By Alexa Chipman Apr. 26, 2017
If a historical event could be said to have celebrity status, the sinking of Titanic would be a headliner. It has prompted endless academic papers, feature films, and several musicals. The disaster took center stage in the 1980s when the wreck was discovered and excavated, prompting the wildly popular movie that defined millennial culture. I remember when you couldn’t turn on the radio without hearing “My Heart Will Go On.” Although Titanic fever has passed, its significance and intrigue have not.
When thinking of the sparkling night life of Las Vegas, attending a museum exhibit is not the first thing that comes to mind. Why wander through a history lesson and stare at old dishes when you could be out drinking and enjoying flashy theatrical exhibitions?
Titanic: The Artifact Exhibition is no ordinary museum display—it is an experience.
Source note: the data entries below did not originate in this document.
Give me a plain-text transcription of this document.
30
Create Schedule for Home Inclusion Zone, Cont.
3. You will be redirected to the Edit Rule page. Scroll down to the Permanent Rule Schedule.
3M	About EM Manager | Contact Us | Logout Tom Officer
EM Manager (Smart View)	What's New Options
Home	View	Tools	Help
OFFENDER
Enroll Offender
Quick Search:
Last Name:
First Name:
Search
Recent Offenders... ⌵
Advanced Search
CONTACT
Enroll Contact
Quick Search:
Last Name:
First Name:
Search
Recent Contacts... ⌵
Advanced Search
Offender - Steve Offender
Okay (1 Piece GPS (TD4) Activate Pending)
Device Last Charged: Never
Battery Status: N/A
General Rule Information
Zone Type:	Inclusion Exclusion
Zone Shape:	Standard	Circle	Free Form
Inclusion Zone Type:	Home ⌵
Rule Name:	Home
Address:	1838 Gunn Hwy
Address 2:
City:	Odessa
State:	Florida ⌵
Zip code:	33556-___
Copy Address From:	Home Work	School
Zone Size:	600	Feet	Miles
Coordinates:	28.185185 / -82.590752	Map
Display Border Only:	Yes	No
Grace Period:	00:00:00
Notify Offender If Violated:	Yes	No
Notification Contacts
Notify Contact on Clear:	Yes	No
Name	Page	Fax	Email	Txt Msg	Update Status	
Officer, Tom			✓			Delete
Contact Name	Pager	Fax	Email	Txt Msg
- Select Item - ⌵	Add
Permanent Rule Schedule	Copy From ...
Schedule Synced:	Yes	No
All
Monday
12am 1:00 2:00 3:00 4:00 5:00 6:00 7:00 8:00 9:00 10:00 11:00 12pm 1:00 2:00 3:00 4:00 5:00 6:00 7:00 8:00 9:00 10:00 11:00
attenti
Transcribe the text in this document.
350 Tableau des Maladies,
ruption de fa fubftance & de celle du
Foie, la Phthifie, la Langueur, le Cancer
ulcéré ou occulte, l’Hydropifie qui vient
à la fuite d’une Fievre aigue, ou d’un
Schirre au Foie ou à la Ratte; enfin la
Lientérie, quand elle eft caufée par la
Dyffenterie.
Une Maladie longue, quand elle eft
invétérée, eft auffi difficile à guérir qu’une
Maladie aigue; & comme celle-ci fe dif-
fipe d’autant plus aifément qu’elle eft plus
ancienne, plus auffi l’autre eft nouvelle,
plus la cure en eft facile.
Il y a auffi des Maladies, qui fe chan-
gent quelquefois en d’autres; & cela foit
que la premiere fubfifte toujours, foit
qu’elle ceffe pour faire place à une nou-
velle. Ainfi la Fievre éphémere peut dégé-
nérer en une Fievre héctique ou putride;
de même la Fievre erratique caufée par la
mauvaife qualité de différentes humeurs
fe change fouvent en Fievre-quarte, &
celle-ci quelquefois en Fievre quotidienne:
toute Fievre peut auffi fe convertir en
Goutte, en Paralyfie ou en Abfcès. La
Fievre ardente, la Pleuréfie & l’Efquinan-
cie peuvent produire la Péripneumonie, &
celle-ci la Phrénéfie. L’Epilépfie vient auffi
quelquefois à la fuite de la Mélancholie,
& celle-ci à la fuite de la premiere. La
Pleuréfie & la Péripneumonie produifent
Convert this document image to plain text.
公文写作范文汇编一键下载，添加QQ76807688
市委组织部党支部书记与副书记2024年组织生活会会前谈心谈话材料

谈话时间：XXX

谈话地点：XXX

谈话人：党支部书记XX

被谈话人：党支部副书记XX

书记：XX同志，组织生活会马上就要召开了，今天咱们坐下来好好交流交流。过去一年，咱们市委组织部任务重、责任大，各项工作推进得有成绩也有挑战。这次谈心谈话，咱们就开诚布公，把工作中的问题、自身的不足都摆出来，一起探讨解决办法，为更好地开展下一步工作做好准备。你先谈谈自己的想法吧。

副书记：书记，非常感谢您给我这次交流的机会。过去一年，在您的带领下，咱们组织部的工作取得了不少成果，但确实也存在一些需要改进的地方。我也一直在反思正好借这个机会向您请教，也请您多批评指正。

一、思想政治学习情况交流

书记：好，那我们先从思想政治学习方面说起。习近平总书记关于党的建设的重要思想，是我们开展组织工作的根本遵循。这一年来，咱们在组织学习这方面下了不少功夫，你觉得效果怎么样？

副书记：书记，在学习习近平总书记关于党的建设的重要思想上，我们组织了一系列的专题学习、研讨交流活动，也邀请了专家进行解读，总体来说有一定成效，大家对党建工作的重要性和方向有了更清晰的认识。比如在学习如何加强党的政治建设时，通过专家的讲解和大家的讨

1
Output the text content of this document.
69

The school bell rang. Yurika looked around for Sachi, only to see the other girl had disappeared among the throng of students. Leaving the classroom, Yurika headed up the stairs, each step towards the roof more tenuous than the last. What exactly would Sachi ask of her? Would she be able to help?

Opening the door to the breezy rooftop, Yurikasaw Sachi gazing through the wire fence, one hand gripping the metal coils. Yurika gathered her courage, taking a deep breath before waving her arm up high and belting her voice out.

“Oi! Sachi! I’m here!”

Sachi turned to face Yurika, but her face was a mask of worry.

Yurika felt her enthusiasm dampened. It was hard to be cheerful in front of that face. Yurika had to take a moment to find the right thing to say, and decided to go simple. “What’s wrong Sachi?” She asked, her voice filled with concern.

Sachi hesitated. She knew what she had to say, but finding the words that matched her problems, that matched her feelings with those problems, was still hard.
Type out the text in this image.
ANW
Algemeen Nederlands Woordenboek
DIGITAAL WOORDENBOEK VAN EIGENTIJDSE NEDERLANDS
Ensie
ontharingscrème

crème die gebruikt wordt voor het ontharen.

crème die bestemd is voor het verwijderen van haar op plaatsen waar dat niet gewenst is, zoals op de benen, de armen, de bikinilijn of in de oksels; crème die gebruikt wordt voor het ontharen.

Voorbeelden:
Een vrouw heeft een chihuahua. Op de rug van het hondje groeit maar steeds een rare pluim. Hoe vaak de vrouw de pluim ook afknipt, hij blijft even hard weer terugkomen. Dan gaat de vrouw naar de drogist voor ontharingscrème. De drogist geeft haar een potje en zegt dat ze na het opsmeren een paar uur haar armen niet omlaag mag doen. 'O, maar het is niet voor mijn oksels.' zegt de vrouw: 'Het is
Rather than static presentations lined up against walls with dull indoor lighting, it places the visitor on board the ship, beginning in steerage with lively Irish dance music and loud ship engines dominating the space, leading the visitor through what it was like to be aboard, with detailed signage and bold first person accounts on the walls that are easy to read, offering a choice between quickly walking through or taking the time to delve deeply into the historical background.
Climbing up through the exhibit, much like the ship itself, the music shifts to elegant parlor ambiance, featuring fine crystal and photos of ornate rooms that were on board. What took my breath away were the reproduction areas—walking the promenade deck listening to sloshing of ocean waves and feeling cold gusts coming in off the water, wandering through a first class bedroom suite, and climbing the magnificent staircase where Kate Winslet stood in her sweeping beaded evening gown. Lighting shifts into ominous twilight with the first ice warnings, and plunges into darkness when the iceberg strikes. It is immersive and fully sensory, such as the opportunity to touch a huge block of ice.
This is an exciting exhibit that revitalizes history—Titanic: The Artifact Exhibition is a far cry from the dusty, poorly crafted displays you’ll find at most museums. It isn’t fluff either, the artifacts are simply displayed in a way that makes them interesting and relevant, rather than languishing in dusty cases. In addition to the story before and during the collision, there is information on the expedition to excavate the ship’s remains, concluding with the Big Piece, a towering part of the ship’s hull still in tact. Escape from the vibrant bustle of the Las Vegas Strip with this magnificent tribute to Titanic at the Luxor Hotel.